How Does the Chapter 7 Bankruptcy Process Work?
By no means is this information a complete and definitive summary of the Chapter 7 bankruptcy process, but it gives debtors an overview of how the general process works. Debtors are encouraged to seek the advice of a bankruptcy attorney to provide them with additional information regarding specific issues or further clarification. The Swenson Law Group does not charge for your initial case evaluation and Attorneys Mart and Evan Swenson and their qualified staff will personally address your case scenario. Often times clients will retain at this time, either by making payment up front or by making installment payments over the course of a few months.
Pre-Petition Chapter 7 Bankruptcy Filing Preparation…

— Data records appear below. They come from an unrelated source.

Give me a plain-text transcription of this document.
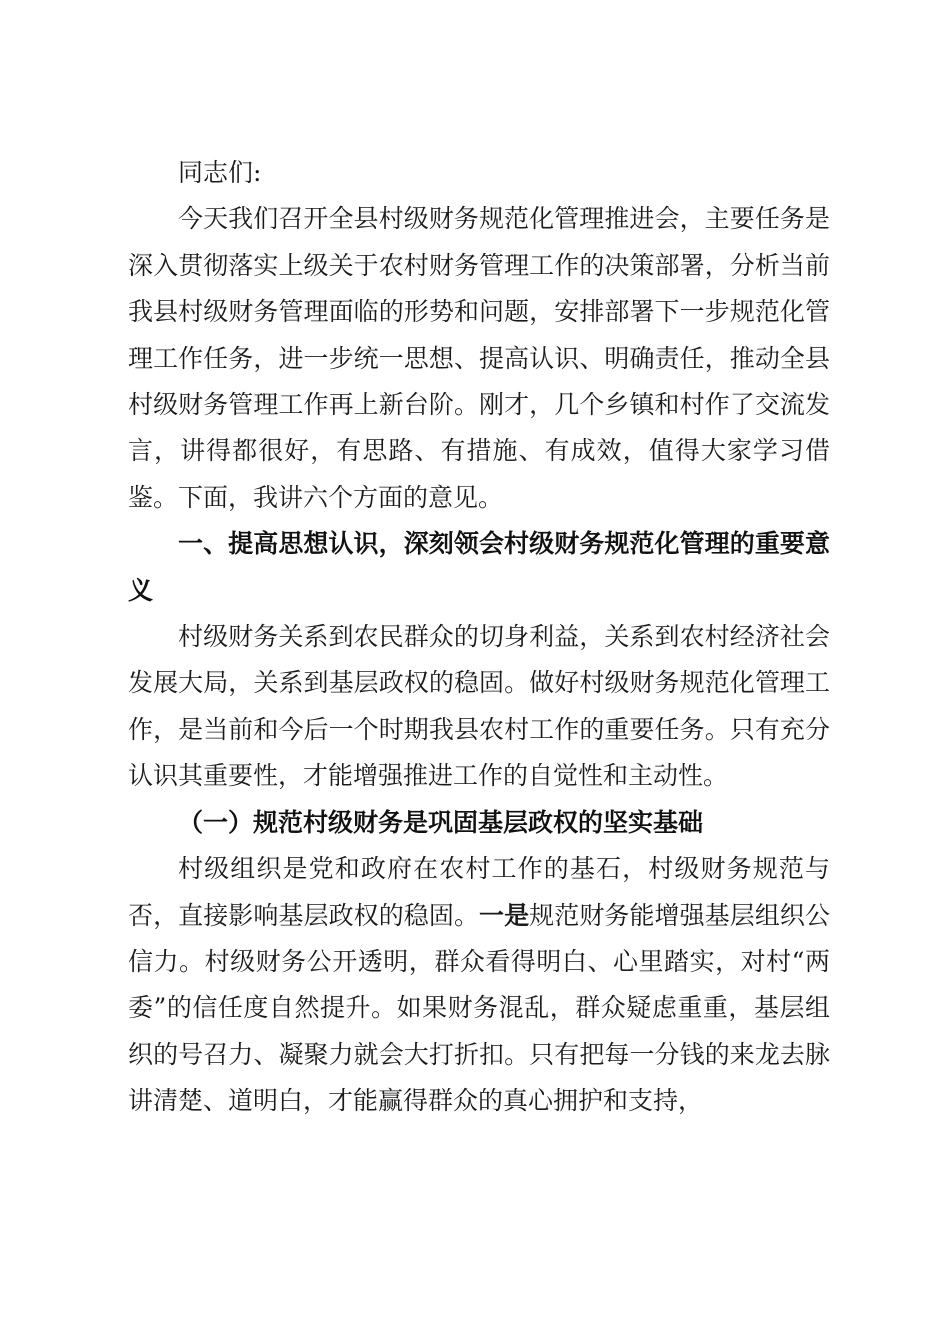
同志们:

今天我们召开全县村级财务规范化管理推进会，主要任务是深入贯彻落实上级关于农村财务管理工作的决策部署，分析当前我县村级财务管理面临的形势和问题，安排部署下一步规范化管理工作任务，进一步统一思想、提高认识、明确责任，推动全县村级财务管理工作再上新台阶。刚才，几个乡镇和村作了交流发言，讲得都很好，有思路、有措施、有成效，值得大家学习借鉴。下面，我讲六个方面的意见。

一、提高思想认识，深刻领会村级财务规范化管理的重要意义

村级财务关系到农民群众的切身利益，关系到农村经济社会发展大局，关系到基层政权的稳固。做好村级财务规范化管理工作，是当前和今后一个时期我县农村工作的重要任务。只有充分认识其重要性，才能增强推进工作的自觉性和主动性。

（一）规范村级财务是巩固基层政权的坚实基础

村级组织是党和政府在农村工作的基石，村级财务规范与否，直接影响基层政权的稳固。一是规范财务能增强基层组织公信力。村级财务公开透明，群众看得明白、心里踏实，对村“两委”的信任度自然提升。如果财务混乱，群众疑虑重重，基层组织的号召力、凝聚力就会大打折扣。只有把每一分钱的来龙去脉讲清楚、道明白，才能赢得群众的真心拥护和支持，
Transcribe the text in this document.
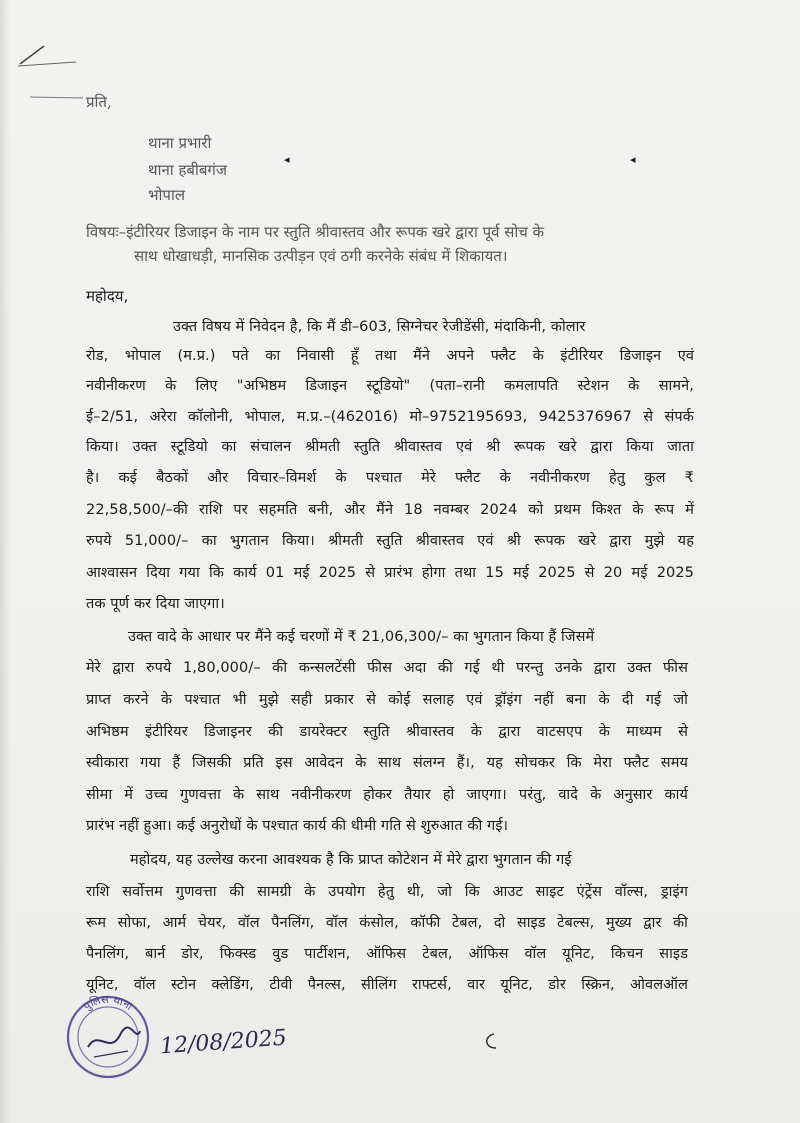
प्रति,
थाना प्रभारी
थाना हबीबगंज
भोपाल
◂	◂
विषयः–इंटीरियर डिजाइन के नाम पर स्तुति श्रीवास्तव और रूपक खरे द्वारा पूर्व सोच के
साथ धोखाधड़ी, मानसिक उत्पीड़न एवं ठगी करनेके संबंध में शिकायत।
महोदय,
उक्त विषय में निवेदन है, कि मैं डी–603, सिग्नेचर रेजीडेंसी, मंदाकिनी, कोलार
रोड, भोपाल (म.प्र.) पते का निवासी हूँ तथा मैंने अपने फ्लैट के इंटीरियर डिजाइन एवं
नवीनीकरण के लिए "अभिष्ठम डिजाइन स्टूडियो" (पता–रानी कमलापति स्टेशन के सामने,
ई–2/51, अरेरा कॉलोनी, भोपाल, म.प्र.–(462016) मो–9752195693, 9425376967 से संपर्क
किया। उक्त स्टूडियो का संचालन श्रीमती स्तुति श्रीवास्तव एवं श्री रूपक खरे द्वारा किया जाता
है। कई बैठकों और विचार–विमर्श के पश्चात मेरे फ्लैट के नवीनीकरण हेतु कुल ₹
22,58,500/–की राशि पर सहमति बनी, और मैंने 18 नवम्बर 2024 को प्रथम किश्त के रूप में
रुपये 51,000/– का भुगतान किया। श्रीमती स्तुति श्रीवास्तव एवं श्री रूपक खरे द्वारा मुझे यह
आश्वासन दिया गया कि कार्य 01 मई 2025 से प्रारंभ होगा तथा 15 मई 2025 से 20 मई 2025
तक पूर्ण कर दिया जाएगा।
उक्त वादे के आधार पर मैंने कई चरणों में ₹ 21,06,300/– का भुगतान किया हैं जिसमें
मेरे द्वारा रुपये 1,80,000/– की कन्सलटेंसी फीस अदा की गई थी परन्तु उनके द्वारा उक्त फीस
प्राप्त करने के पश्चात भी मुझे सही प्रकार से कोई सलाह एवं ड्रॉइंग नहीं बना के दी गई जो
अभिष्ठम इंटीरियर डिजाइनर की डायरेक्टर स्तुति श्रीवास्तव के द्वारा वाटसएप के माध्यम से
स्वीकारा गया हैं जिसकी प्रति इस आवेदन के साथ संलग्न हैं।, यह सोचकर कि मेरा फ्लैट समय
सीमा में उच्च गुणवत्ता के साथ नवीनीकरण होकर तैयार हो जाएगा। परंतु, वादे के अनुसार कार्य
प्रारंभ नहीं हुआ। कई अनुरोधों के पश्चात कार्य की धीमी गति से शुरुआत की गई।
महोदय, यह उल्लेख करना आवश्यक है कि प्राप्त कोटेशन में मेरे द्वारा भुगतान की गई
राशि सर्वोत्तम गुणवत्ता की सामग्री के उपयोग हेतु थी, जो कि आउट साइट एंट्रेंस वॉल्स, ड्राइंग
रूम सोफा, आर्म चेयर, वॉल पैनलिंग, वॉल कंसोल, कॉफी टेबल, दो साइड टेबल्स, मुख्य द्वार की
पैनलिंग, बार्न डोर, फिक्स्ड वुड पार्टीशन, ऑफिस टेबल, ऑफिस वॉल यूनिट, किचन साइड
यूनिट, वॉल स्टोन क्लेडिंग, टीवी पैनल्स, सीलिंग राफ्टर्स, वार यूनिट, डोर स्क्रिन, ओवलऑल
पुलिस थाना
12/08/2025
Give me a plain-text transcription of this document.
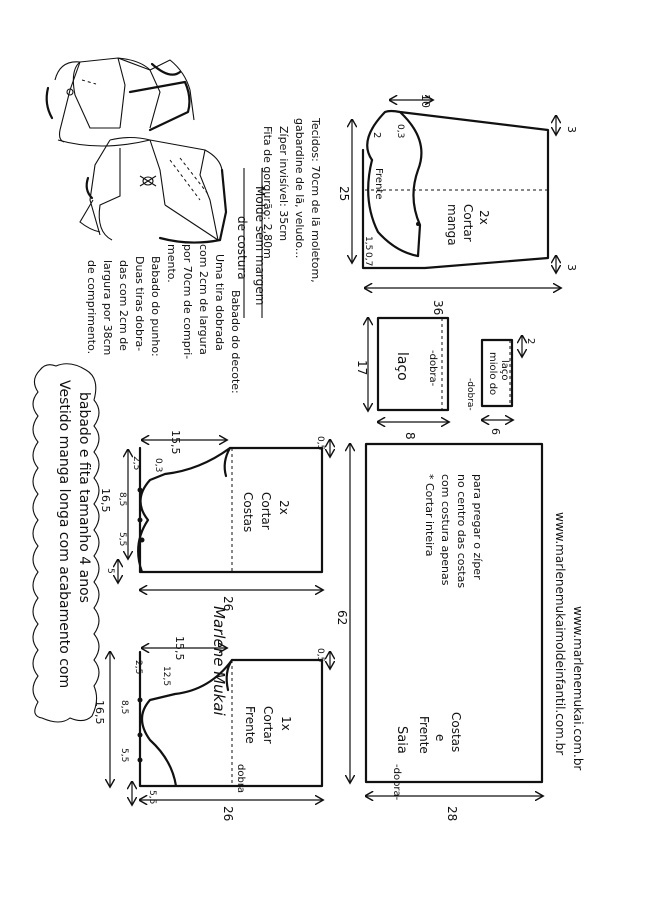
10
3
3
25
36
2 0,3
1,5
0,7
Frente
manga Cortar 2x
Tecidos: 70cm de lã moletom,
gabardine de lã, veludo...
Zíper invisível: 35cm
Fita de gorgurão: 2,80m
Molde sem margem
de costura
Babado do decote:
Uma tira dobrada
com 2cm de largura
por 70cm de compri-
mento.
Babado do punho:
Duas tiras dobra-
das com 2cm de
largura por 38cm
de comprimento.
17
8
laço -dobra-
2
6
miolo do laço
-dobra-
Vestido manga longa com acabamento com babado e fita tamanho 4 anos	15,5
16,5
2,5 0,3
8,5
5,5
5
0,5
26
Costas Cortar 2x
Marlene Mukai
15,5
16,5
2,5 12,5
8,5
5,5
5,5
0,5
26
Frente Cortar 1x
dobra
62
28
* Cortar inteira com costura apenas no centro das costas para pregar o zíper
Saia Frente e Costas
-dobra-
www.marlenemukaimoldeinfantil.com.br www.marlenemukai.com.br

Once it is determined a Chapter 7 bankruptcy is the right choice, clients will be asked to provide a list of their assets, liabilities, and creditors. Clients will also be required to provide a detailed six month summary of your income earnings to us. This income evaluation will be used to determine whether or not you qualify (often called the Means Test) for a Chapter 7 bankruptcy. Often Attorneys Mart and Evan Swenson are able to determine during your case evaluation whether or not you will qualify for a Chapter 7 bankruptcy. Once we receive the required information from you, the Swenson Law Group and its staff will prepare your bankruptcy schedules as required by the United States Bankruptcy Court. The Swenson Law Group will work closely with you to ensure that all the required information has been provided and/or request additional information needed to complete your bankruptcy petition, schedules and forms.
Bankruptcy Petition Filing and Post Filing Procedures…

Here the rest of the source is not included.